Alphabet (GOOGL -2.97%) (GOOG -2.84%) stock is losing ground in Monday's trading. The company's share price was down 3% as of 3:15 p.m. ET amid a 3.2% decline for the S&P 500 and a 3.4% fall for the Nasdaq Composite.
The stock market is selling off today after President Donald Trump made intensely critical remarks about Federal Reserve Chair Jerome Powell. Alphabet stock is getting caught up in the broader pullback amid investors' bearish reaction to the possibility that the Trump administration will try to fire Powell and exert more control over the Fed.
Kevin Hassett, the director of the National Economic Council, said last Friday that the Trump administration was looking into whether it had the legal authority to fire Powell before the end of his term in 2026. Today, Trump described Powell as a "major loser" and called for preemptive interest rate cuts to energize the U.S. economy. The Federal Reserve is typically supposed to operate independently from the federal government, and investors are worried about uncertainty and potential fallout from shakeups at the central banking authority.

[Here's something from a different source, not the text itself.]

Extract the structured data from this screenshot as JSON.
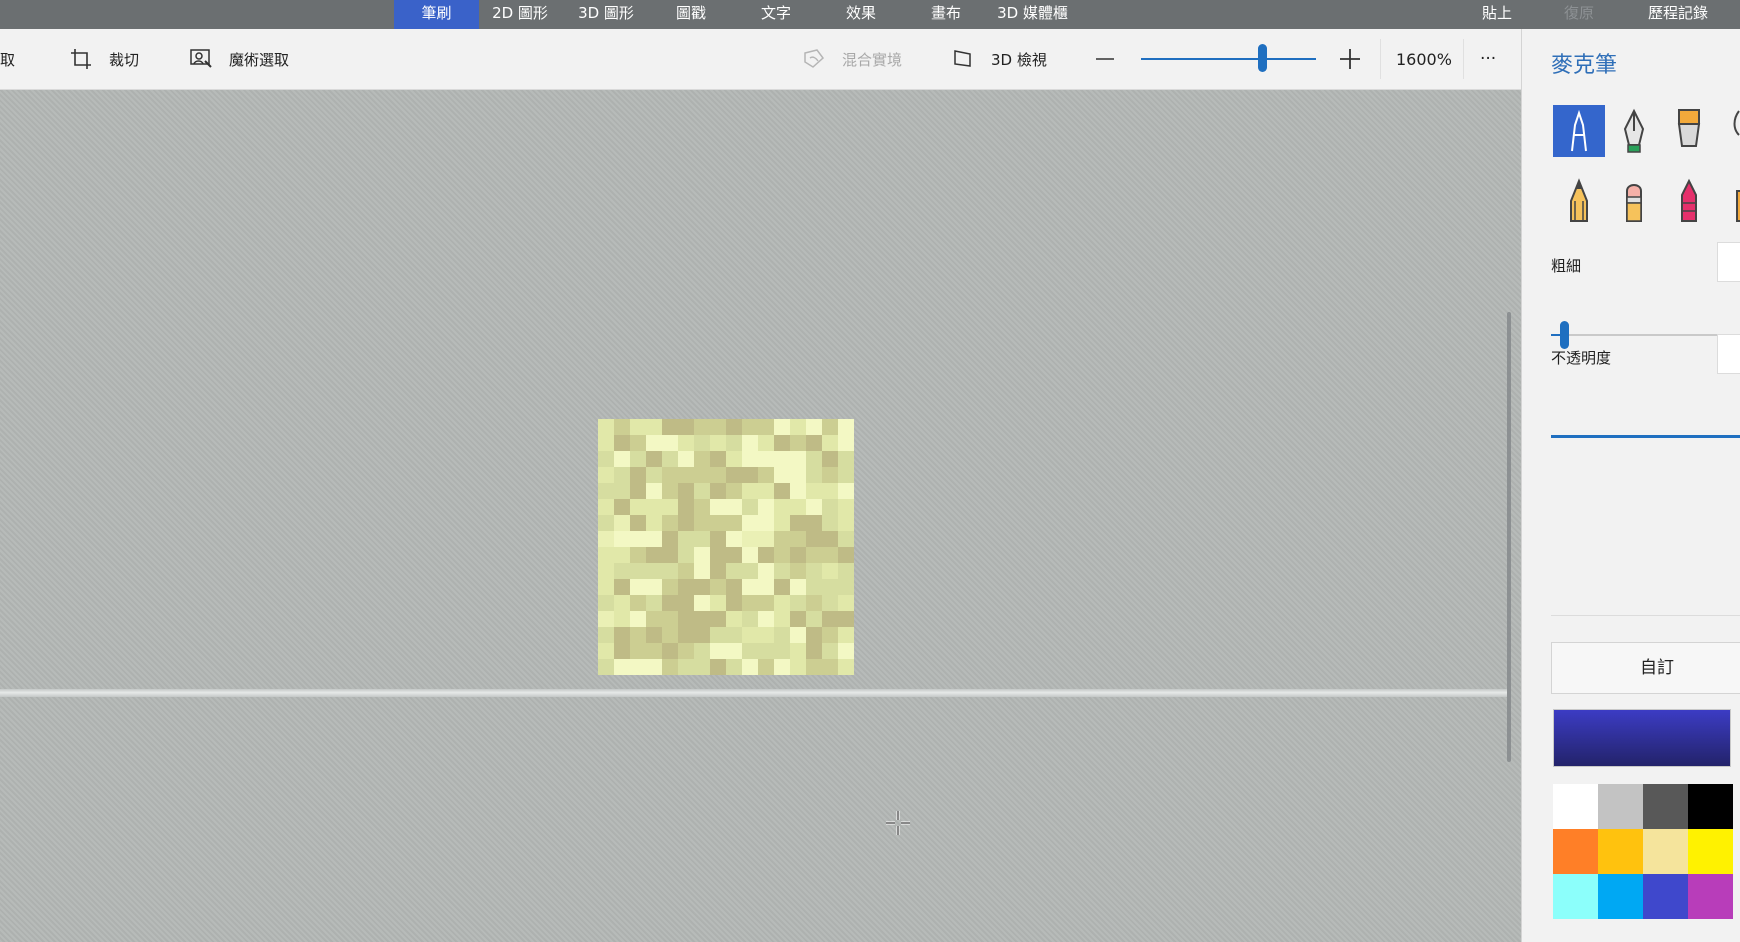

Despite the volatile macroeconomic and geopolitical backdrop, many analysts remain bullish on Alphabet stock. In a note published this morning, Roth Capital lowered its one-year price target on Alphabet from $220 per share to $180 per share but reiterated a buy rating on the stock. The firm expects that the tech giant's growth rate will decelerate in the near term, but its new price target still implies upside of roughly 23% as of this writing.
Following today's sell-off, Alphabet stock is now trading at under 16.5 times this year's expected earnings. While its current valuation looks cheap in the context of the company's strengths and long-term potential, macroeconomic and geopolitical dynamics open the door for more big volatility in the near term.